Ranulph Fiennes abandons highest mountain in South America climb

Image source, Marie Curie/PA Wire
Image caption,
Ranulph Fiennes said he has learnt that at his age "you can't ignore any pain"

British explorer Sir Ranulph Fiennes has had to abandon his effort to climb Mount Aconcagua in Argentina after suffering severe back pain.

The mission was part of the 72-year-old's record-breaking challenge for the charity Marie Curie.

Sir Ranulph was aiming to become the first person to cross the North and South Poles and climb the highest mountain on each of the world's seven continents.

He said he is "very frustrated".

Mount Aconcagua is the highest mountain in South America, standing 6,959m high.

"I was within just a few hours of the summit but problems with my back meant I couldn't continue," he said.

"I've learnt that at my age you can't ignore any pain.
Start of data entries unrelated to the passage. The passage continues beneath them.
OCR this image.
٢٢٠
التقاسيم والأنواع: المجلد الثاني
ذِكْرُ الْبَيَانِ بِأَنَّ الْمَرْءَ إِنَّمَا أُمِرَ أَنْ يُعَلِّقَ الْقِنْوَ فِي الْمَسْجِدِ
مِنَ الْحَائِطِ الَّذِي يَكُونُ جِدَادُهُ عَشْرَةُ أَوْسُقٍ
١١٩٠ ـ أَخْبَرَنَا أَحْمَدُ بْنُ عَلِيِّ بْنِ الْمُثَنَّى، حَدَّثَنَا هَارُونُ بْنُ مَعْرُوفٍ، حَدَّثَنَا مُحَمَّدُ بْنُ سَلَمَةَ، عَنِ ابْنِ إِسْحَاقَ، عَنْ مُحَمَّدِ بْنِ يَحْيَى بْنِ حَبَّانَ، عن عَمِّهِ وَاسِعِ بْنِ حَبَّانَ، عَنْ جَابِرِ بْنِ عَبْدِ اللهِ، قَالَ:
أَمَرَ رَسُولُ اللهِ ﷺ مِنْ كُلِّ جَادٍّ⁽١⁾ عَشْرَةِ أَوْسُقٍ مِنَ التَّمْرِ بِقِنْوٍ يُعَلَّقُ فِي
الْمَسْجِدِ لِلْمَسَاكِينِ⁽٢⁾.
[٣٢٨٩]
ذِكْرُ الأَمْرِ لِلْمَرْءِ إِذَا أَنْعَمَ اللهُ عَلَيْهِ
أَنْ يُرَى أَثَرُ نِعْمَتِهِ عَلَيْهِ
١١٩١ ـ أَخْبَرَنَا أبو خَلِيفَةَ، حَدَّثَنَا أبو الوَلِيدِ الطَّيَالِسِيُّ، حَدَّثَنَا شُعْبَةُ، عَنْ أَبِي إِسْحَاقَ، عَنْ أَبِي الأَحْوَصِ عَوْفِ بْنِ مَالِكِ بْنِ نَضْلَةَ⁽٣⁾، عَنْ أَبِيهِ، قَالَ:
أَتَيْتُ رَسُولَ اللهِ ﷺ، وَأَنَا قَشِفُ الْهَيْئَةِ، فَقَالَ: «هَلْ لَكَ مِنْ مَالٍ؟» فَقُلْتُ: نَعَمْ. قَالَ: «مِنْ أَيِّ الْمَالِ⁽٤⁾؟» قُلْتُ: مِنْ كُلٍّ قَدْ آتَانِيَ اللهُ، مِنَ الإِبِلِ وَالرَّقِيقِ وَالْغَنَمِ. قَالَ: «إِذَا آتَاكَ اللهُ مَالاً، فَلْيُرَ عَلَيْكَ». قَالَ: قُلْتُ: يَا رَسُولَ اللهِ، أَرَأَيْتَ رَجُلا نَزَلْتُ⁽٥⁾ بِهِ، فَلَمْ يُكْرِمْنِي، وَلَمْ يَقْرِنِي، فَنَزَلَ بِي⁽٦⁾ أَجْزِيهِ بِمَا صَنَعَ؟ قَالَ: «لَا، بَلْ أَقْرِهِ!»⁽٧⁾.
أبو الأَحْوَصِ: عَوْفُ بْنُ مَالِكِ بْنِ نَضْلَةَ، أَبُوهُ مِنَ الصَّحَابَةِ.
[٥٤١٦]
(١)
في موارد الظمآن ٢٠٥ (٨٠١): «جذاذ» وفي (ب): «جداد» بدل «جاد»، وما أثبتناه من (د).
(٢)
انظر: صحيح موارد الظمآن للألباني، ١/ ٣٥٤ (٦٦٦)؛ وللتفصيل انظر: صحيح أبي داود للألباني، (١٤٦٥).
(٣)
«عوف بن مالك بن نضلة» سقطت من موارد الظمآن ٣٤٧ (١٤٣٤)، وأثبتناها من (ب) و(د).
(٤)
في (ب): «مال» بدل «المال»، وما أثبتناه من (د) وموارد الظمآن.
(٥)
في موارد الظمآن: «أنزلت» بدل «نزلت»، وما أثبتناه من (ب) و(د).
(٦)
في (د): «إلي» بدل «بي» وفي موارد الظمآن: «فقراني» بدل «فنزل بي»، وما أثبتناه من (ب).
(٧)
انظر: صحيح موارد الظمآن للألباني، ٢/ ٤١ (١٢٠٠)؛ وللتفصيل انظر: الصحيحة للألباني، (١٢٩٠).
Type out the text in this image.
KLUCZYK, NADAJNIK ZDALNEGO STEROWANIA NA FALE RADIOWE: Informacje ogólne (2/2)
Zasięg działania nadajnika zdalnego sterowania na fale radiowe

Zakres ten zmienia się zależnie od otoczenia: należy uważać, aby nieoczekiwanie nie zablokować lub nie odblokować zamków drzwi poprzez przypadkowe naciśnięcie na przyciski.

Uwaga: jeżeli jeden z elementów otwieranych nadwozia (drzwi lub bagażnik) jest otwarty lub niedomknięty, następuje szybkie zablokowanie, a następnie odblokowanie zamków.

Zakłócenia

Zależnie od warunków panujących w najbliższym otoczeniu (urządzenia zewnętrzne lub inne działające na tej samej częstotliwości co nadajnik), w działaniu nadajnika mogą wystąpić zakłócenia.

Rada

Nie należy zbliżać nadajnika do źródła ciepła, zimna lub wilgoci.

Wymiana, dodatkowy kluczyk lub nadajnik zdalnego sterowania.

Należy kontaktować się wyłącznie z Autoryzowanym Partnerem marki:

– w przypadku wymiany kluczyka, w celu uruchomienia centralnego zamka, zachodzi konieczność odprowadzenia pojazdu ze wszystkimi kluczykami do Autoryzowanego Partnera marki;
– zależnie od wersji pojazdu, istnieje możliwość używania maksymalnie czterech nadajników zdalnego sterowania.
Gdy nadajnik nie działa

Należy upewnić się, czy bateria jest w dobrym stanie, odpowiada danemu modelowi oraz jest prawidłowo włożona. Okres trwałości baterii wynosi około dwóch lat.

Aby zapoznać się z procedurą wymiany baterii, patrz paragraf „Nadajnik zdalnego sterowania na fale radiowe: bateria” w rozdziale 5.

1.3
I'm going to come home to the UK and get my back looked at before I do anything else."

He has already climbed Mount Elbrus in Europe, Mount Everest in Asia, Mount Kilimanjaro in Africa and, just last month, he finished climbing Mount Vinson in Antarctica.

It is not yet clear if the explorer from Exmoor, Somerset, will go ahead and climb the last two mountains of the challenge, Mount Carstensz in Australasia and Mount Denali in North America.